Remember how I managed to fry my USB port with a little ESD? The most immediate problem is that I could not use my USB mouse, and had to stay with my trackpad for a few weeks. I also knew at the time, however, that I would have a hard time backing up my data to a USB connected external disk.
I bought a PCMCIA-USB card yesterday, which worked fine for the mouse. When I tried to plug in my external disk though, none of my three OSes (Windows, Ubuntu, and Arch) detected the device at all, even though the light on the drive lit up. I had already anticipated that the PCMCIA card won't have enough power for the disk. Luckily, the disk came with an second power only USB cable, which I then also plugged in but to no avail.
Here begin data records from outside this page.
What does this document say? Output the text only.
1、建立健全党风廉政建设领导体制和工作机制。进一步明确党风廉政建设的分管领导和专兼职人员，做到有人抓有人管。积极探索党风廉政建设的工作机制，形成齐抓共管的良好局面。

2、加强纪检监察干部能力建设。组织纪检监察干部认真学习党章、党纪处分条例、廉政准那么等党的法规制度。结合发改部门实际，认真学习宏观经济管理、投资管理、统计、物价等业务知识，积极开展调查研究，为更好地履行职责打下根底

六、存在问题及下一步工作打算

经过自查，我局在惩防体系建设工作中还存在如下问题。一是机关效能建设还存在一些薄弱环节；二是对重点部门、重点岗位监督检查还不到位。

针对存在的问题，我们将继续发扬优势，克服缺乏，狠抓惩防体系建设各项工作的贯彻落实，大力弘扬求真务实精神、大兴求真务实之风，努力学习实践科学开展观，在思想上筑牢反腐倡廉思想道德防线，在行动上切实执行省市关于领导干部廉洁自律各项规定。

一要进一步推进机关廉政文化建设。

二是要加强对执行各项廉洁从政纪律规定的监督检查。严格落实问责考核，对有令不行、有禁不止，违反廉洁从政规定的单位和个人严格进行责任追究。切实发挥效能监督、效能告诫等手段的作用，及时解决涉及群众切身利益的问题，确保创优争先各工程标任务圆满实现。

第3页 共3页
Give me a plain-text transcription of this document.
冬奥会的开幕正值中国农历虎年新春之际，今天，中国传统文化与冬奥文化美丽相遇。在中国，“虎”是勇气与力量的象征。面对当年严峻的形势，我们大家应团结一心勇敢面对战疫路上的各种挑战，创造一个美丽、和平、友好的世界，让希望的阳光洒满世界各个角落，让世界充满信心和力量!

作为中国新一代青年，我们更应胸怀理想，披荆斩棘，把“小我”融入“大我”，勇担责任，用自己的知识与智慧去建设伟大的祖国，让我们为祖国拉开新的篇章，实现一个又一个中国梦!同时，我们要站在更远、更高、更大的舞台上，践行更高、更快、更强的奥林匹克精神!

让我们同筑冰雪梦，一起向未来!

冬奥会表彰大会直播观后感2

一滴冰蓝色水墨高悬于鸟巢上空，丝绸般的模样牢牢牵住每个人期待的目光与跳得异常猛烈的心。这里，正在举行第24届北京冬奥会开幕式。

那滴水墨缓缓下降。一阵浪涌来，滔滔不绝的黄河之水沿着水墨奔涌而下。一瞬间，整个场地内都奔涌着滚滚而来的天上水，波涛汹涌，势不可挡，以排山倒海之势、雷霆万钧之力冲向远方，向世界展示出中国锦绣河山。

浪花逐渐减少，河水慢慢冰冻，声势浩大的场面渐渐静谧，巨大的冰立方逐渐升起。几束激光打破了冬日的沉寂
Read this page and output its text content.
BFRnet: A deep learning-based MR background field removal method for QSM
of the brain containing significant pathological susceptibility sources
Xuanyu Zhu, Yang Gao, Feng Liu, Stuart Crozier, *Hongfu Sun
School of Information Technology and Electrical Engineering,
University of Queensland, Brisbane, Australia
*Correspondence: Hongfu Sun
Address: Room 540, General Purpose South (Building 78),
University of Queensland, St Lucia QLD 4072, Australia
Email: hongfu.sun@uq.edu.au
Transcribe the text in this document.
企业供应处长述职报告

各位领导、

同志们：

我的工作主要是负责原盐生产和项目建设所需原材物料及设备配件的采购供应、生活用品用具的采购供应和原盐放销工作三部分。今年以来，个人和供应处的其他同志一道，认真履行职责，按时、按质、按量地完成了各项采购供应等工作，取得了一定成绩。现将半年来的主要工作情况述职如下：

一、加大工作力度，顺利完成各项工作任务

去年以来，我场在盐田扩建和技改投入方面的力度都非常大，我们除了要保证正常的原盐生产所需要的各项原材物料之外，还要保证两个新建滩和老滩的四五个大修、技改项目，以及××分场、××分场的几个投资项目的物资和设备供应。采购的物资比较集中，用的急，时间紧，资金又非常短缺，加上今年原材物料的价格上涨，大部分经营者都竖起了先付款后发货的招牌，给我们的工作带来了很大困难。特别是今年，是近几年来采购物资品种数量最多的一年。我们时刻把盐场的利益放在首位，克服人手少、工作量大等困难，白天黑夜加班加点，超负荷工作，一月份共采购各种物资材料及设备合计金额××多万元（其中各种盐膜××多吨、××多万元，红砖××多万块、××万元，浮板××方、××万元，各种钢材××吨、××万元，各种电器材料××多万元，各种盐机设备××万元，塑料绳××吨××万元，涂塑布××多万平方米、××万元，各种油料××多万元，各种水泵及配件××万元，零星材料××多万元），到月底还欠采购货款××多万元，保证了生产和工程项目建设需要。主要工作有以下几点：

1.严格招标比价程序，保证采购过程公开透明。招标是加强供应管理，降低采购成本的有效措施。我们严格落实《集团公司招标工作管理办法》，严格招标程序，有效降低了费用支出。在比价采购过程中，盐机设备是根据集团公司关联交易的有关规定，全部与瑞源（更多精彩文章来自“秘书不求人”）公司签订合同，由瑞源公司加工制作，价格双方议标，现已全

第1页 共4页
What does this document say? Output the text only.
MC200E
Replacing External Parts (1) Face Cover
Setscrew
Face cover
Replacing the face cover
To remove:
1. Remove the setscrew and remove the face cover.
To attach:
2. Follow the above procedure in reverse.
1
After trying the drive on my desktop, and moving it back and forth for a while, I figured out that the power cable does not by itself provide enough power. If it needs the power cable, then both that and the power+data cable needs to give it juice for it to run. It seems that the PCMCIA card just doesn't give enough juice.
I was then at a dilemma. I want to backup my files (so I could reinstall my OSes, something I do once or twice a year). There doesn't seem to be a way to connect my laptop to my disk though.
What I eventually did was a really convoluted way of doing backups, but it works. I took my new Ubuntu 7.10 boot disk and ran it on my desktop. Now I have two Linux boxes running. I connect my external disk to my desktop, which detects it and reads it correctly. Finally, I use SFTP to connect my desktop to my laptop, and do a backup "remotely" that way.
The result: I'm typing this post on a newly installed Ubuntu 7.10.